On the northern side of town (and next to the river turned park) is the Torres de Serranos (The Serranos Tower) which is one of twelve gates that formed the city walls which once stood here and has stood proud and loud since the fourteenth century. Again with a Gothic style facade, visitors can climb the steps to the top and gain a view of the northern side of the city. For the best view to see the tower from the ground, it's best to stand on the bridge opposite (over the river/park) to capture the tower in all its glory.
The last place after walking all the way around the city, checking out many tapas bars, has to be the beach and enjoying gentle walks along the seafront. The beach here was wide, sandy and perfect for the summer months and hopefully the sea isn’t too rough in those months as it was in March (when I traveled).
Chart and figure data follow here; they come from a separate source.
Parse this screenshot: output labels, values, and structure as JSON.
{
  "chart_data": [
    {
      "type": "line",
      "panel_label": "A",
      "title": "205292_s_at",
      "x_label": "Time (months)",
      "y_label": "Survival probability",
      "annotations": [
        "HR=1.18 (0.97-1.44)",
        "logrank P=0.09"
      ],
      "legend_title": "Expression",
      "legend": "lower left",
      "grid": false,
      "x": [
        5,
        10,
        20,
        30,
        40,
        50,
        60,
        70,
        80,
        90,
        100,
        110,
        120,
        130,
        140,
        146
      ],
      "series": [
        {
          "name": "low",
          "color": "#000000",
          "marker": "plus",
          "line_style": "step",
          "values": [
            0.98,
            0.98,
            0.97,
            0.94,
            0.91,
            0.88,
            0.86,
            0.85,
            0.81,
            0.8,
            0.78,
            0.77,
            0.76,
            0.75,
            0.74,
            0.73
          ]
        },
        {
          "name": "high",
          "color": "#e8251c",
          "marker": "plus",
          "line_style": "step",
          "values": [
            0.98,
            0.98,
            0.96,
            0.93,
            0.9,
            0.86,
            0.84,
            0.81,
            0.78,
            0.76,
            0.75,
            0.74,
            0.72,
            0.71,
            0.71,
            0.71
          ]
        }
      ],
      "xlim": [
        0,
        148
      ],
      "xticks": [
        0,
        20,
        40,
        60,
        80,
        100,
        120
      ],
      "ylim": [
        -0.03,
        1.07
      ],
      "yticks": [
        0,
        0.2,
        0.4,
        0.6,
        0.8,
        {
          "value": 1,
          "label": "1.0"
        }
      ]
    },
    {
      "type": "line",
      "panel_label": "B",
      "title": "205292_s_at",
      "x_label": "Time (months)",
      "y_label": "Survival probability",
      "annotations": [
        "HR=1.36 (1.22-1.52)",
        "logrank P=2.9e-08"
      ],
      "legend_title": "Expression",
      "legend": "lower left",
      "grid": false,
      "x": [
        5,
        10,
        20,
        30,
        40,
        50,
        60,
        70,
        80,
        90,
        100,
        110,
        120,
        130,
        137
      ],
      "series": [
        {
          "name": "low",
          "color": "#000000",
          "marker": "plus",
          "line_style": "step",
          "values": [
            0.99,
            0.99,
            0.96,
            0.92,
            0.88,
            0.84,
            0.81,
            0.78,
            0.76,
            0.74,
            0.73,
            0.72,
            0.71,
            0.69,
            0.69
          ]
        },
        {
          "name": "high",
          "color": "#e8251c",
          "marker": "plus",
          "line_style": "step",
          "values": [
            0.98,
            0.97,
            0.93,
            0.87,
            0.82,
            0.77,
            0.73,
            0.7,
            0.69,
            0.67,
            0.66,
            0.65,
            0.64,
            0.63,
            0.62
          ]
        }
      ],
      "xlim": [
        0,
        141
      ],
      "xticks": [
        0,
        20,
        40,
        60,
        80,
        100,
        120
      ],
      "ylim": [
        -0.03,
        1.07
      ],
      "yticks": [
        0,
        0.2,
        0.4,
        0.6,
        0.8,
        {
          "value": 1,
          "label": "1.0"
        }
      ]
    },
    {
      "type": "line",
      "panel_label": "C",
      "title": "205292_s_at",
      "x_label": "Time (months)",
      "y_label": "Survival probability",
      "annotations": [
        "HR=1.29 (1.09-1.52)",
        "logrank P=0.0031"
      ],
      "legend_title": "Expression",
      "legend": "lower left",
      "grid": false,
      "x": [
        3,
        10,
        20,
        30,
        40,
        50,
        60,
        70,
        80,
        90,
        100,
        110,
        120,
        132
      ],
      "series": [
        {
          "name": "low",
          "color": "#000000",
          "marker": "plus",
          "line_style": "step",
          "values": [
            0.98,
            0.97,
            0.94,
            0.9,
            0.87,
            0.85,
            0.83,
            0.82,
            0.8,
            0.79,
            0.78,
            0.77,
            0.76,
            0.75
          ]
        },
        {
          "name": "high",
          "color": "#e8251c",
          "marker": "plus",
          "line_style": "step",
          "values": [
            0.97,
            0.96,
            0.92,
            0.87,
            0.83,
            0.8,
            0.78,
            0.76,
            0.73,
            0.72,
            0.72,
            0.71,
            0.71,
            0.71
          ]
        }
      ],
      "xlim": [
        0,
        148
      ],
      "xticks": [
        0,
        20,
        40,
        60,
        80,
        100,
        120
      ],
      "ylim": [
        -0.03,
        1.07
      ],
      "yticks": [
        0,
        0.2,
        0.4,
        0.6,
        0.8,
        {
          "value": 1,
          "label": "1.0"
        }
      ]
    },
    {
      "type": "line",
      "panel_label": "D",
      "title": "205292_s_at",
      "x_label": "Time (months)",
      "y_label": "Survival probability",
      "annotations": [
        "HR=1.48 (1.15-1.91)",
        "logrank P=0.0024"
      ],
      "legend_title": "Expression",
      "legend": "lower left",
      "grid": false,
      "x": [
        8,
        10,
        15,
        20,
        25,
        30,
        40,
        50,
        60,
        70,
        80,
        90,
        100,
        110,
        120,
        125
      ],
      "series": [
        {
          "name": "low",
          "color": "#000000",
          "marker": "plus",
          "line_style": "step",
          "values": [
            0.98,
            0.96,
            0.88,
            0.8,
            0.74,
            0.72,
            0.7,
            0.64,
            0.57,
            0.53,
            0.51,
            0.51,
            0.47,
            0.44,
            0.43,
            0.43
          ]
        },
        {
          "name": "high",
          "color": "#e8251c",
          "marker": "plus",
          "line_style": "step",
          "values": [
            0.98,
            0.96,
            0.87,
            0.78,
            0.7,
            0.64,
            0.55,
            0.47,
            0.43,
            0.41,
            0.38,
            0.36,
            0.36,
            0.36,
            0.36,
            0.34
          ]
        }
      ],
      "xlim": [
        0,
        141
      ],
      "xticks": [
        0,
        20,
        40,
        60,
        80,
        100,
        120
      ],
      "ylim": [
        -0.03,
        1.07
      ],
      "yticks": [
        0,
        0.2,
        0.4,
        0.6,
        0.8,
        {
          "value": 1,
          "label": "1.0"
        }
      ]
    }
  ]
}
I also checked out a couple of the restaurants dotted along here, which were a bit more trendy, upmarket and a little bit more expensive than the eating places in town but still enjoyed myself, sitting outside, drinking a smoothie and watching the waves crash against the beach for a while.
Another fact I didn’t know about until I arrived is that the traditional Spanish dish Paella is from this region. It's so popular here (and all over Spain) that the dish was declared as a National Tourist of Interest to Spain in the 1960s and is also listed in the Cultural Heritage list by UNESCO. That’s how great the dish is in Spain but I didn’t know it came from this region.
So there you have it guys, this is the main reason why Valencia makes a great European city break. A few days is needed here but all the top sights can be done in a day or two. However, there are a lot of eating places to check out and the food here is fantastic. I found compared to the other big Spanish cities, there is more room to roam here, no hustle or bustle of the locals doing their everyday thing, life here is more relaxed. And being an easy place to get to with airlines and high-speed trains within the country, Valencia is fast proving to be the place to visit. I really did enjoy myself here and can’t wait to return to the region to explore.